You’ve already heard that story. I know.
You’ve heard it many times by now, with little variations.
Sometimes involving government workers as the victims, or people in an office, or shoppers, or people out for a movie, or even children.
I don’t have anything to say about this that you haven’t already heard elsewhere. I will just add that over the past day I’ve vacillated between being very sad about it and being very angry. Because it is never true that “nothing can be done,” I’m leaning heavily toward being angry.
But.
Because this particular mass murderer had gays in his crosshairs, I thought I’d share this.
Yesterday, by coincidence, mere hours after I awoke to find that a man incensed about gay people had targeted and killed dozens of them, spraying them with bullets in a place they’d gone to drink and dance and meet each other, I went to see probably the foremost musical of our lives that celebrates diversity and difference, “La Cage Aux Folles.” I didn’t particularly feel like fighting traffic downtown to see it when what I really wanted to do was be angry on the internet and in my personal writing, but a female friend and I had set this date about six weeks ago, so I went. It turned out to be exactly what I needed.
Not just because “La Cage,” which focuses on a gay couple and their farcical adventures at their drag-queen nightclub, celebrates the basic human empathy that I believe dwells in most of us.
Not just because this particular production, courtesy of East West Players, one of the nation’s premier Asian theatre companies, is glorious. (Just the sheer professionalism of it all — the singing, dancing, acting, choreography, costumes, everything — was remarkable.)
Not just because I laughed large and loud.
But also because: The makeup of the audience told me that the haters have already lost.
It wasn’t a “gay” audience.

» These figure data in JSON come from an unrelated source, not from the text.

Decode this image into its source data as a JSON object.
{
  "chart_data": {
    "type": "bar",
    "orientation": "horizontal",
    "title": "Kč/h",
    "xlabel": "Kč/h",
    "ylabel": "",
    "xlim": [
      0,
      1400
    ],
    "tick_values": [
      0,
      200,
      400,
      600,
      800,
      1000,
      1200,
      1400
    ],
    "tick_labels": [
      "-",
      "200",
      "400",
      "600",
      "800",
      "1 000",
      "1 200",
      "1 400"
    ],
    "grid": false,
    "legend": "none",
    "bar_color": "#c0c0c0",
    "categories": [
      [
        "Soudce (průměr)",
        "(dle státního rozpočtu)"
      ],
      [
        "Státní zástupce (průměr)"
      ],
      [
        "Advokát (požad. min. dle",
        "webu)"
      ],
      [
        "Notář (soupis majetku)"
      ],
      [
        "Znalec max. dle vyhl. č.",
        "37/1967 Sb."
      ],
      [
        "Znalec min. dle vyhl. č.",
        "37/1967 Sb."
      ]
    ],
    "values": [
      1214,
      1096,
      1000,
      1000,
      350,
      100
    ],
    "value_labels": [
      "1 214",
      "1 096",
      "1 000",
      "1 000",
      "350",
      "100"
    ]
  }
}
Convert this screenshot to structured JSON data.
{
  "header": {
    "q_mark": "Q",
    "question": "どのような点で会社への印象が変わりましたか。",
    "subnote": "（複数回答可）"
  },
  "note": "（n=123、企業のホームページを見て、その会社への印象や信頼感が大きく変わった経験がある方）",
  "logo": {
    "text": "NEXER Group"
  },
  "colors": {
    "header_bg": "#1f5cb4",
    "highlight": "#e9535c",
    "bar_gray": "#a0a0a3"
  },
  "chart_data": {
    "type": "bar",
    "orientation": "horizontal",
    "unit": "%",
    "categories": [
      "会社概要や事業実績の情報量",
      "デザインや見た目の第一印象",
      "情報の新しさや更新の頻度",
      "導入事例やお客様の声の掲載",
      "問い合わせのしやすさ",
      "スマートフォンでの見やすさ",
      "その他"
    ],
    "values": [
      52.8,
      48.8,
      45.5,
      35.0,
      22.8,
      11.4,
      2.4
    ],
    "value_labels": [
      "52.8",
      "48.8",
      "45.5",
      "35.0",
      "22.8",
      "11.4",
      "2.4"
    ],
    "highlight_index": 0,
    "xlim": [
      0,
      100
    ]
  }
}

And it wasn’t an “Asian” audience. It was just an audience, an audience made up of white, black, yellow and brown, gay and straight, male and female, old and young. A mixed-race couple in front of me (Caucasian and Asian) had brought their son, who I figure is 10. Behind me sat a Chinese man with his elderly mother. A few seats to my left and a row ahead were a white hetero couple in their 70s. I saw a young black woman in the back, and also a girl strapped into an upright wheelchair. And on and on.
All of us were there, together, for a celebratory expression of tolerance, understanding, and joy. Big, pure joy.
Do I want things done about our epidemic of mass shootings? Yes. In the meantime, whatever happens, do I think it likely that anyone can turn back the tide of history — especially now that sentiment travels instantaneously around the world — that ultimately will draw us all closer together? No.
So I’m going to hold onto my rage — truly nurture it — so that the deaths of the people in Florida, and Colorado, and Connecticut, and Texas, and California, and practically everywhere else in the U.S., for whatever “reasons” the various shooters gave, aren’t for nothing. I’m going to talk to my Congressman about the legislation I believe in, and I’m going to send him some money, and send some other money elsewhere against other people. And I’m going to keep telling everyone: I’m not against guns, and I’m not against hunting or target shooting or self-protection — but I’m against gun massacres, and this has to stop.
But while I’m doing all this, I’m going to hold onto hope. Because sooner or later, we will win.